My Approach to Helping
In your therapy, we will create a safe place to take risks and explore your blind spots. Without judgment, we can experiment as you search for your truth. We can look at the unconscious negative beliefs that are holding you back, using tools to get out of the head and into the deeper layer of feelings and intuition.
I would love to help you navigate anxiety, relationship issues, family issues, trauma, or just feeling stuck. I work with adults and couples. My style is reflective, trauma-informed and body-based. Therapy is never easy, but the human ability to grow, even after years of hurt, is unstoppable. If any of this resonates with you, let's talk.
More Info About My Practice
I see clients in person in northeast Los Angeles and on Telehealth throughout the state of California.
What I Love about Being a Psychotherapist
I'm constantly amazed at how hard my clients work to evolve and self-actualize, creating the life and relationships they know they deserve. I do not consider myself an expert, but more of a gardener helping to remove weeds so that the inherent plant can flourish. I find being a psychotherapist to be a wildly optimistic profession and am grateful to be able to do it!
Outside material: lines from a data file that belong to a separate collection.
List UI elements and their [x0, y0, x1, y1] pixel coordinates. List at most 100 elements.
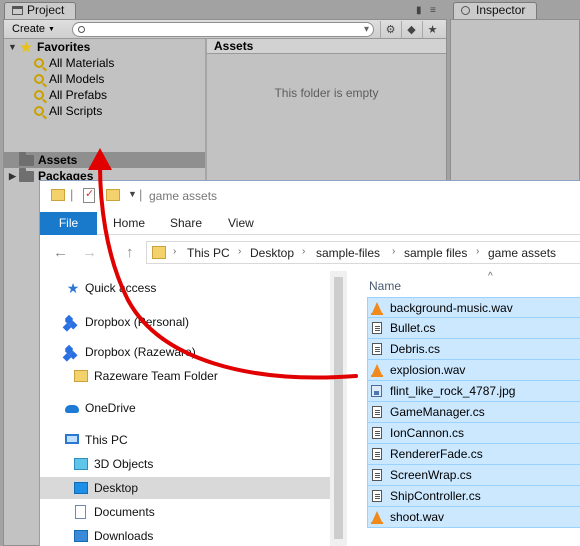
favorite-item[interactable]: All Materials [34, 55, 114, 71]
new-folder-icon[interactable] [106, 189, 120, 201]
nav-item-documents[interactable]: Documents [40, 501, 330, 523]
assets-folder-row[interactable]: Assets [4, 152, 205, 168]
file-row[interactable]: IonCannon.cs [367, 423, 580, 444]
tab-menu-icon[interactable]: ≡ [430, 5, 436, 16]
file-row[interactable]: shoot.wav [367, 507, 580, 528]
file-name: GameManager.cs [390, 405, 485, 419]
address-field[interactable]: › This PC › Desktop › sample-files › sam… [146, 241, 580, 264]
nav-item-team-folder[interactable]: Razeware Team Folder [40, 365, 330, 387]
nav-item-dropbox-personal[interactable]: Dropbox (Personal) [40, 311, 330, 333]
file-name: Bullet.cs [390, 321, 436, 335]
back-arrow-icon[interactable]: ← [53, 244, 68, 261]
favorites-label: Favorites [37, 40, 91, 54]
chevron-right-icon[interactable]: › [392, 246, 395, 257]
scrollbar-thumb[interactable] [334, 277, 343, 539]
chevron-right-icon[interactable]: › [238, 246, 241, 257]
file-row[interactable]: Bullet.cs [367, 318, 580, 339]
script-file-icon [372, 448, 382, 460]
chevron-right-icon[interactable]: › [302, 246, 305, 257]
project-tab[interactable]: Project [4, 2, 76, 19]
breadcrumb-item[interactable]: game assets [488, 246, 556, 260]
nav-item-dropbox-razeware[interactable]: Dropbox (Razeware) [40, 341, 330, 363]
nav-item-this-pc[interactable]: This PC [40, 429, 330, 451]
saved-search-icon [34, 106, 44, 116]
saved-search-icon [34, 74, 44, 84]
nav-item-desktop[interactable]: Desktop [40, 477, 330, 499]
folder-icon [19, 152, 34, 166]
chevron-right-icon[interactable]: › [173, 246, 176, 257]
nav-item-downloads[interactable]: Downloads [40, 525, 330, 546]
favorites-button[interactable]: ★ [422, 21, 442, 38]
create-button[interactable]: Create ▼ [8, 22, 59, 37]
nav-item-label: 3D Objects [94, 457, 154, 471]
assets-folder-label: Assets [38, 153, 78, 167]
up-arrow-icon[interactable]: ↑ [126, 244, 134, 261]
nav-item-3d-objects[interactable]: 3D Objects [40, 453, 330, 475]
favorite-item-label: All Prefabs [49, 88, 108, 102]
navigation-scrollbar[interactable] [330, 271, 347, 546]
documents-icon [75, 505, 86, 519]
column-header-name[interactable]: Name [369, 279, 401, 293]
tab-file[interactable]: File [40, 212, 97, 235]
nav-item-onedrive[interactable]: OneDrive [40, 397, 330, 419]
file-name: Debris.cs [390, 342, 441, 356]
forward-arrow-icon[interactable]: → [82, 244, 97, 261]
file-row[interactable]: ScreenWrap.cs [367, 465, 580, 486]
favorite-item-label: All Materials [49, 56, 115, 70]
breadcrumb-item[interactable]: This PC [187, 246, 230, 260]
file-row[interactable]: RendererFade.cs [367, 444, 580, 465]
favorite-item[interactable]: All Models [34, 71, 104, 87]
file-row[interactable]: ShipController.cs [367, 486, 580, 507]
script-file-icon [372, 343, 382, 355]
dropdown-arrow-icon: ▼ [48, 26, 55, 33]
search-by-type-button[interactable]: ⚙ [380, 21, 400, 38]
file-row[interactable]: GameManager.cs [367, 402, 580, 423]
tab-home[interactable]: Home [113, 212, 145, 235]
separator: | [139, 187, 143, 202]
saved-search-icon [34, 90, 44, 100]
breadcrumb-item[interactable]: sample-files [316, 246, 380, 260]
favorites-row[interactable]: ▼ ★ Favorites [4, 39, 205, 55]
chevron-right-icon[interactable]: › [476, 246, 479, 257]
favorite-item-label: All Models [49, 72, 105, 86]
nav-item-label: Quick access [85, 281, 157, 295]
file-row[interactable]: explosion.wav [367, 360, 580, 381]
fold-open-icon[interactable]: ▼ [8, 39, 17, 55]
search-clear-icon[interactable]: ▾ [364, 24, 369, 36]
folder-icon [152, 246, 166, 259]
tab-view[interactable]: View [228, 212, 254, 235]
tab-share[interactable]: Share [170, 212, 202, 235]
file-name: explosion.wav [390, 363, 466, 377]
type-filter-icon: ⚙ [385, 24, 396, 36]
inspector-tab[interactable]: Inspector [453, 2, 537, 19]
lock-icon[interactable]: ▮ [416, 5, 422, 16]
file-row[interactable]: Debris.cs [367, 339, 580, 360]
search-by-label-button[interactable]: ◆ [401, 21, 421, 38]
nav-item-quick-access[interactable]: ★ Quick access [40, 277, 330, 299]
favorite-item[interactable]: All Scripts [34, 103, 102, 119]
cube-icon [74, 458, 88, 470]
nav-item-label: Dropbox (Razeware) [85, 345, 196, 359]
project-toolbar: Create ▼ ▾ ⚙ ◆ ★ [4, 20, 446, 39]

On the Fence About Going to Therapy?
It took me decades to finally start going to therapy in earnest. If you are not ready, that is ok. If you are on the fence, I invite you to try a free consultation with me and other therapists who interest you. Finally doing that myself was one of the most life changing decisions I ever made.
How My Own Struggles Made Me a Better Therapist
Before I went to therapy, I did the same thing again and again while hoping for different results. I would get excited about a person, a project, or an idea, and then lose interest. I had friends, some money, and an impressive resume, but I couldn?t figure out why I felt stuck and confused. In therapy, I began to realize that I couldn't tolerate my own discomfort long enough to stay when things got real. I saw that my head was full of other people?s voices. Slowly, I learned that the artfulness of life isn't in pleasing myself or others. I learned that the power is in being present with reality, uncomfortable as it can sometimes be.